No Need For Attention | BMW 435i Convertible

BY Azfar Hashim

BMW’s 4 Series Convertible looks more upmarket than the 3 Series, and should go down well with executives looking for a car to cruise around in after a hard day’s work…

Photos by Azfar Hashim

CBD dwellers are the highest consumers of convertibles. If you do not want to take my word for it, I highly suggest you take a stool and park yourself at any junctions along Cecil Street and Church Street; you will see anything from a Daihatsu Copen all the way to Ferrari 458 Spider down these roads.

Highly popular models, however, are the BMW 3 Series Convertible and followed by the Maserati GranCabrio. These two models are so common in this part of Singapore, to the point that it does not wow the crowd anymore.

Which is a good thing, in my humblest opinion. When you drive a car like this, you sometimes do not need the attention; you do not want to be labeled a poseur just for driving with the roof down.

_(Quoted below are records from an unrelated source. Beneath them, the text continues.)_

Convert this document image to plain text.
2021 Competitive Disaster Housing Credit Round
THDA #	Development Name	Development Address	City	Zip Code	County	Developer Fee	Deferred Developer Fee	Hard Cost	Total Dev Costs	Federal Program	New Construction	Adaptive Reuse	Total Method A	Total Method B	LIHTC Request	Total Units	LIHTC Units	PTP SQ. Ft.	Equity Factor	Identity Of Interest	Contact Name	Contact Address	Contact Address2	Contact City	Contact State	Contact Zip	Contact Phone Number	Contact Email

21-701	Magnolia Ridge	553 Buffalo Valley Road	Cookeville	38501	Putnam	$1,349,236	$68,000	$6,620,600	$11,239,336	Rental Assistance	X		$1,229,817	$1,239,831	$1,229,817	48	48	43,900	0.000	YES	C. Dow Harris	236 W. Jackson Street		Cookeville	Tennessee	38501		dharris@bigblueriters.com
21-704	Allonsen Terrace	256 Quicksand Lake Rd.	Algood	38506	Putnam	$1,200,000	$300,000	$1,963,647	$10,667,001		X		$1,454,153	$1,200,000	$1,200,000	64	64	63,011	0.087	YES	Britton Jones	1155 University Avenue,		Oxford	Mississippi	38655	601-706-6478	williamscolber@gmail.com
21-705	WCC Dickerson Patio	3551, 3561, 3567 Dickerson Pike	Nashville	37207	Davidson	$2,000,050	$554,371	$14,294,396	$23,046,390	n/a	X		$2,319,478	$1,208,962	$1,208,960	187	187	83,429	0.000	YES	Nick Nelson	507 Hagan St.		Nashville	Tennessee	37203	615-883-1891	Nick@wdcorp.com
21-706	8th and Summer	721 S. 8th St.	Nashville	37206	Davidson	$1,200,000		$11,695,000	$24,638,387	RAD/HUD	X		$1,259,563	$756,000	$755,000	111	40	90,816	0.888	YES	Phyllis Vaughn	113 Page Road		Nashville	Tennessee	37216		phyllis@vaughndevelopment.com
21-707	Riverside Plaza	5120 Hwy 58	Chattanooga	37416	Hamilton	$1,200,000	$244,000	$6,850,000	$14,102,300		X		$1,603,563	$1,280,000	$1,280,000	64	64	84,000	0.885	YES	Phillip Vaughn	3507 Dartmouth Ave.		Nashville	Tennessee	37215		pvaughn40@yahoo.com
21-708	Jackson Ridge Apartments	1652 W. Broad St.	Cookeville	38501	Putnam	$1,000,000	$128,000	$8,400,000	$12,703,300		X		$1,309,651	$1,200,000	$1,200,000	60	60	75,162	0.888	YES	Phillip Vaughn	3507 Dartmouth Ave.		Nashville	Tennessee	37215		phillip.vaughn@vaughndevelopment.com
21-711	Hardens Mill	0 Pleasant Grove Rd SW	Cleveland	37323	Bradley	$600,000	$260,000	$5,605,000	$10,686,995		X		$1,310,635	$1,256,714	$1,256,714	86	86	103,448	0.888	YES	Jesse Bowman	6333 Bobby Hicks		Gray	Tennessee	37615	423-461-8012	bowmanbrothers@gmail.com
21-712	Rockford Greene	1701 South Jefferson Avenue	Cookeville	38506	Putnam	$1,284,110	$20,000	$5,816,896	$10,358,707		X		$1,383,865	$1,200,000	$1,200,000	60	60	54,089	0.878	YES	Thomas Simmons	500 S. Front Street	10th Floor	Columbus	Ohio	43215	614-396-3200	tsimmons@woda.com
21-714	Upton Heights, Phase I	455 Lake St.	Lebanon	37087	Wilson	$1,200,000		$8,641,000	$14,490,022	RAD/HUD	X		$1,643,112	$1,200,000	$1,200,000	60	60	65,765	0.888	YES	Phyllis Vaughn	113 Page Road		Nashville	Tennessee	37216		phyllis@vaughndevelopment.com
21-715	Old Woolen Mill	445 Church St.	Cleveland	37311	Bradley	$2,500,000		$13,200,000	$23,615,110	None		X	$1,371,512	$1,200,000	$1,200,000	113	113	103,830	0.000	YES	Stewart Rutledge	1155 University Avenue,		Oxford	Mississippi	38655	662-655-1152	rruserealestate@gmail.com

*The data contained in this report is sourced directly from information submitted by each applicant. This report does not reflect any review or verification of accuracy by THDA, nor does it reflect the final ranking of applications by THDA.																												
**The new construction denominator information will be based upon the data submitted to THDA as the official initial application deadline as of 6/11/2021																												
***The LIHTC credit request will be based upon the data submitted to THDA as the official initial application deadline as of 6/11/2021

After a long day at work, sometimes all you need is just the natural air, with the wind blowing in your hair, knowwadimean?

Which is why the new 435i Convertible will go down very well with you, if you second my opinion.

From the front it looks rather unsuspecting - just like the F30 3 Series, another common car in this part of Singapore. Which means driving around, even with the roof down, will not get you any death stares; a CBD dweller myself, I should know, because over the course of my time with the car, I would come to the office early in the morning (to avoid paying hefty ERP charges, of course) and drive home in the evening with the roof down without getting any unwanted attention (although there was one morning I was approached in Golden Shoe Carpark by a gentleman driving an E60 523i who was asking me what seem like five thousand questions about the 435i Convertible and then ending with a, “I think this will be my next car”).

First world issues aside, the 435i has more than enough firepower to get it moving. Under the bonnet lies BMW’s highly utilized but brilliant 3.0-litre, 6-cylinder turbocharged lump and mated to the ZF-supplied 8-speed transmission, pushes out 306 bhp and 400 Nm worth of torque. Zero to hero takes 5.5 seconds — 0.4 seconds slower than the Coupe equivalent due to the additional weight from the foldable roof and mechanism, but still good enough to see off deep-pocketed boyracers in their European hatchbacks.

Gaps in traffic are quickly closed and you can easily dart from one lane to another when the road opens up. It even covers ground very fast and effectively, reaching three-figure speeds out on the expressway without a hiccup — to give you an idea of how fast this thing is, one moment I was leaving the MCE and the next, I was already tucking myself into bed (ok, so I was exaggerating but you get the idea).

The steering is well weighted and you do get full control in your palm. It’s a rear-wheel drive, and the car is firmly planted even when driving roof down, particularly in Sport mode. You can even play around with the car, judging by how BMW still stuck on to the traditional handbrake with a lever rather than utilizing a pretentious electronic one. Yes, you can still play hooligan and oversteer it around when the sudden urge to impress (yourself) arises. On another note, it does not feel as trusty to throw hard around corners as the Coupe, again, largely due to the extra metal it is lugging around; but then for its class, the part-time coupe/ part-time topless 435i still performs better than average.

You can just know that additional refinement was even given to the 435i Convertible; I am sure it is not psychological. The gearshifts are smooth and not rude, plus the engine does the job fluidly rather than brutally. The exhaust note, on the other hand, is detrimental to your driving license and fuel economy: all you want to do in the MCE is constantly hold it in third or fourth and hear all its glory. My word, it is just so, so addictive. Munich really knows what a typical BMW Convertible buyer wants out of their money…

Aside from the roof up/down button, inside is still your typical 3 and 4 Series though, with everything else remaining solid and driver-oriented. The iDrive is idiot-proof, the rear is able to seat an average-sized adult and with the roof up, the boot is still useable.

So at the end of the day, why on earth should you part with close to $350k? To put it bluntly, it’s simply because (a) this is a BMW, (b) the engine and transmission is brilliant, (c) the exhaust note is wonderful, (d) the interior is simple and not over the top and lastly (e) BMW know what to build, and they’ve built it well with this car. There, five good reasons.

The not so good reason? That price tag. You could go home with a more engaging Boxster S for a little bit more money — that is if you do not mind the attention that comes along with it and do not need two additional seats behind.